Née en février 1904 dans le xian de Xingyang, Henan, morte le 11 juillet 1992. Femme de Zhou Enlai ; haut fonctionnaire en R.P.C., membre du C.C. du P.C.C. depuis 1956 et du B.P. à partir de décembre 1978, présidente de la C.P.C.P.C. depuis juin 1983.

La plus grande partie de la carrière de Deng Yingchao s’est déroulée aux côtés de son illustre mari. Elle s’est de ce fait trouvée directement mêlée aux événements les plus importants de la Révolution chinoise. Fille de magistrat, étudiante à l’École normale n° 1 de Tientsin, Deng rencontre Zhou Enlai (周恩來) en 1919 lorsqu’elle entre à la Société du réveil fondée par Li Zhishan et Zhou Enlai à l’époque du 4 mai. L’année suivante Zhou Enlai part pour la France, mais Deng Yingchao demeure en Chine. Elle l’épouse à son retour d’Europe en 1925. L’influence de Zhou dans son ralliement à la cause communiste semble avoir été déterminante.

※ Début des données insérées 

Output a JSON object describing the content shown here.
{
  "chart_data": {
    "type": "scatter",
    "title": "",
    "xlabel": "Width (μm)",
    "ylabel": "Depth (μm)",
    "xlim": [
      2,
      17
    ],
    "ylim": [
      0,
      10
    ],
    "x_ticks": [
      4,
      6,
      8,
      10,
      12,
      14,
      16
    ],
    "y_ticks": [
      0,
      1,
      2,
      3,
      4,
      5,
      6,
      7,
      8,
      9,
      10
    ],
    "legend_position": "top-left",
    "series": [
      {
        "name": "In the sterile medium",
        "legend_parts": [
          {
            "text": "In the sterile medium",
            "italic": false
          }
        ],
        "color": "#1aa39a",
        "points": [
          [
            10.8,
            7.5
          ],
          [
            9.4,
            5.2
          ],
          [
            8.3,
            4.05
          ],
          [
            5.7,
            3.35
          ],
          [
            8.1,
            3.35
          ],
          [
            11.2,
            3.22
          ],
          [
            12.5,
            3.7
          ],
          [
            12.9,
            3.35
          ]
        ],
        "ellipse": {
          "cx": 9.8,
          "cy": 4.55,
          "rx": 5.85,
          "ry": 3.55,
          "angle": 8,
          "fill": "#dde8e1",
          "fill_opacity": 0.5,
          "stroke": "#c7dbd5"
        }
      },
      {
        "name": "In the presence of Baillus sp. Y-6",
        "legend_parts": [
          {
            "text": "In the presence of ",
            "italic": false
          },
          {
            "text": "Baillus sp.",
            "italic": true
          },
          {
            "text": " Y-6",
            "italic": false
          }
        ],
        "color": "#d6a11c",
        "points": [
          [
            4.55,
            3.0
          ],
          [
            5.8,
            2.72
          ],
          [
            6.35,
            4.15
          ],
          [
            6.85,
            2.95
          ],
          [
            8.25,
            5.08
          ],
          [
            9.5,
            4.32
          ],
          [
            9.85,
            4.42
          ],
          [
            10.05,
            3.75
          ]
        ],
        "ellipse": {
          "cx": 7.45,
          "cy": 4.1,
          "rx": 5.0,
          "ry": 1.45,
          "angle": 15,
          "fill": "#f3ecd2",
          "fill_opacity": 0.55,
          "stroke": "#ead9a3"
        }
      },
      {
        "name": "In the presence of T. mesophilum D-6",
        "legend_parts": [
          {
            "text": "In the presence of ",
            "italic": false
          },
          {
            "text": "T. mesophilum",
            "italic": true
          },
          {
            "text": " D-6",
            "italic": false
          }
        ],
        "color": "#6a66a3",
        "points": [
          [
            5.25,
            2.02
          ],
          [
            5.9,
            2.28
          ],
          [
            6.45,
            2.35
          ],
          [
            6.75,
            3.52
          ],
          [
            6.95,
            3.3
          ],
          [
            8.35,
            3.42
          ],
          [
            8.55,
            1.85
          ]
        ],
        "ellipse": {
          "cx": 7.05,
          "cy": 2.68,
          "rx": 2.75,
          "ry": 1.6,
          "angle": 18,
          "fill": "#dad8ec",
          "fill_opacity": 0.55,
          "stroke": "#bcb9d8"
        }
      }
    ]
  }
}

Lès activités du couple se confondent alors singulièrement après cette date. Deng travaille d’abord pour le comité du P.C.C. dans la province de Gùangdong puis entre au G.M.D. dont le IIe congrès (1926) l’élit à son C.C. Elle est encore aux côté de Zhou lors de la mise au point du soulèvement de Nanchang (voir Ye Ting (葉挺)). Après l’échec d’août 1927 elle se réfugie avec lui à Shanghai mais décide par la suite de rejoindre le Jiangxi. Malgré sa santé fragile — une longue tuberculose devait la contraindre à effectuer plusieurs séjours dans les hôpitaux soviétiques entre 1930 et 1945 — on la charge de diriger un Comité du travail féminin dont elle assure la responsabilité jusqu’au lendemain de la Longue Marche. C’est d’ailleurs dans ces fonctions qu’on l’envoie en mai 1935 à Pékin où le P.C.C., devant la menace japonaise, tente de prendre le contrôle du mouvement étudiant nationaliste. En juillet 1937, l’invasion japonaise la contraint à se replier sur Xi’an où elle reprend ses activités dans le cadre de la nouvelle politique de Front uni. Elle figure à nouveau avec Zhou Enlai dans la délégation permanente du P.C.C. à Chungking et intervient même à plusieurs reprises comme porte-parole des représentants communistes lorsque la tension monte entre les deux partis au printemps 1941. Malgré sa position, Deng apparaît toutefois nettement en retrait des véritables responsables de la diplomatie communiste, tels Zhou ou Ye Jianying (葉劍英), et assure le plus souvent des fonctions de secrétariat, mais sa réelle compétence et sa personnalité — bien plus que l’influence de son mari — l’imposent aux tables de négociation où se rencontrent représentants du P.C.C. et du G.M.D. : un auteur aussi peu suspect de sympathie pour les communistes que Li Tienmin lui reconnaît d’incontestables qualités de diplomate.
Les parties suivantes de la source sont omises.